I found that all of the examples of Theano/Lasagne deal with small data set like mnist and cifar10 which can be loaded into memory completely.
My question is how to write efficient code for training on large scale datasets? Specifically, what is the best way to prepare mini-batches (including real time data augmentation) in order to keep the GPU busy?
Maybe like using CAFFE's ImageDataLayer? For example, I have a big txt file which contains all the image paths and labels. It would be appreciated to show some code.
Thank you very much!
In case the data doesn't fit into memory, a good way is to prepare the minibatches and store them into an HDF5 file, which is then used at training time.

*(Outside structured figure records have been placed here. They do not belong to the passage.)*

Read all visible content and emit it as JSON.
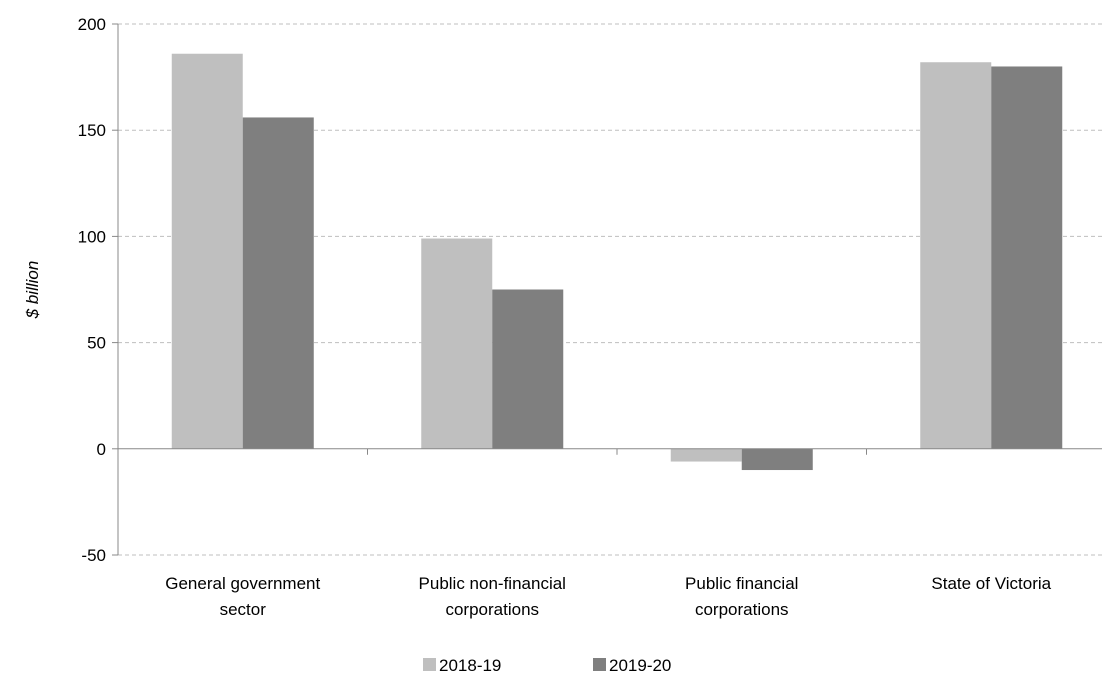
{
  "chart_data": {
    "type": "bar",
    "categories": [
      [
        "General government",
        "sector"
      ],
      [
        "Public non-financial",
        "corporations"
      ],
      [
        "Public financial",
        "corporations"
      ],
      [
        "State of Victoria"
      ]
    ],
    "series": [
      {
        "name": "2018-19",
        "values": [
          186,
          99,
          -6,
          182
        ],
        "color": "#bfbfbf"
      },
      {
        "name": "2019-20",
        "values": [
          156,
          75,
          -10,
          180
        ],
        "color": "#7f7f7f"
      }
    ],
    "ylabel": "$ billion",
    "ylim": [
      -50,
      200
    ],
    "yticks": [
      200,
      150,
      100,
      50,
      0,
      -50
    ],
    "grid": true,
    "legend": "bottom-center"
  }
}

However, this does suffice when doing data augmentation as this is done on the fly. Because of Pythons global interpreter lock, images cannot already be loaded and preprocesed while the GPU is busy. The best way around this, that I know of, is the Fuel library. Fuel loads and preprocesses the minibatches in a different python process and then streams them to the training process over a TCP socket: http://fuel.readthedocs.org/en/latest/server.html#data-processing-server
It additionally provides some functions to preprocess the data, such as scaling and mean subtraction: http://fuel.readthedocs.org/en/latest/overview.html#transformers-apply-some-transformation-on-the-fly
Hope this helps. Michael